La Fondation Jasmin Roy Sophie Desmarais et son conseil d’administration ont indiqué, dans un communiqué publié mardi, avoir «pris connaissance de l’enquête et «traiter ces allégations avec le plus grand sérieux».

«À cet effet, le conseil d’administration avait informé Le Devoir, par le biais d’une lettre officielle envoyée le 17 janvier dernier, qu’un cabinet d’avocats spécialisé en intégrité et en éthique avait été mandaté pour réaliser toutes les vérifications qui s’imposent dans les circonstances», est-il écrit dans le communiqué.

La fondation d’abstiendra, «par souci de transparence et de rigueur», de tout commentaire sur les allégations publiées dans l’article du Devoir «jusqu’à ce que le conseil d’administration ait finalisé ses travaux».

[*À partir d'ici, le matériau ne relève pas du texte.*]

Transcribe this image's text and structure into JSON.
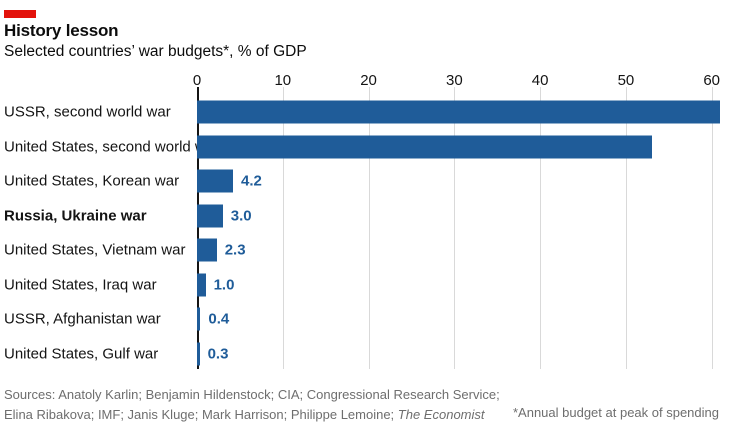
{
  "brand": {
    "accent_red": "#e3120b"
  },
  "header": {
    "title": "History lesson",
    "subtitle": "Selected countries’ war budgets*, % of GDP"
  },
  "chart_data": {
    "type": "bar",
    "orientation": "horizontal",
    "title": "History lesson",
    "subtitle": "Selected countries’ war budgets*, % of GDP",
    "xlabel": "% of GDP",
    "xlim": [
      0,
      60
    ],
    "xticks": [
      0,
      10,
      20,
      30,
      40,
      50,
      60
    ],
    "grid": "vertical-light",
    "legend": "none",
    "categories": [
      "USSR, second world war",
      "United States, second world war",
      "United States, Korean war",
      "Russia, Ukraine war",
      "United States, Vietnam war",
      "United States, Iraq war",
      "USSR, Afghanistan war",
      "United States, Gulf war"
    ],
    "values": [
      61,
      53,
      4.2,
      3.0,
      2.3,
      1.0,
      0.4,
      0.3
    ],
    "value_labels": [
      "",
      "",
      "4.2",
      "3.0",
      "2.3",
      "1.0",
      "0.4",
      "0.3"
    ],
    "bold_category_index": 3,
    "bar_color": "#1f5c99",
    "value_label_color": "#1f5c99",
    "axis_line_color": "#141414",
    "gridline_color": "#d9d9d9"
  },
  "footer": {
    "sources_line1": "Sources: Anatoly Karlin; Benjamin Hildenstock; CIA; Congressional Research Service;",
    "sources_line2": "Elina Ribakova; IMF; Janis Kluge; Mark Harrison; Philippe Lemoine; ",
    "sources_line2_italic": "The Economist",
    "footnote": "*Annual budget at peak of spending"
  }
}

Jasmin Roy n’émettra pas non plus de commentaires pour le moment, a confirmé un porte-parole de la fondation joint au téléphone.

Sophie Desmarais, la marraine d’honneur de la fondation qui porte son nom, a quant à elle indiqué, dans une communication écrite transmise au Devoir et rapportée dans l’article publié mardi, qu’elle «nie catégoriquement» les allégations contenues dans l’enquête.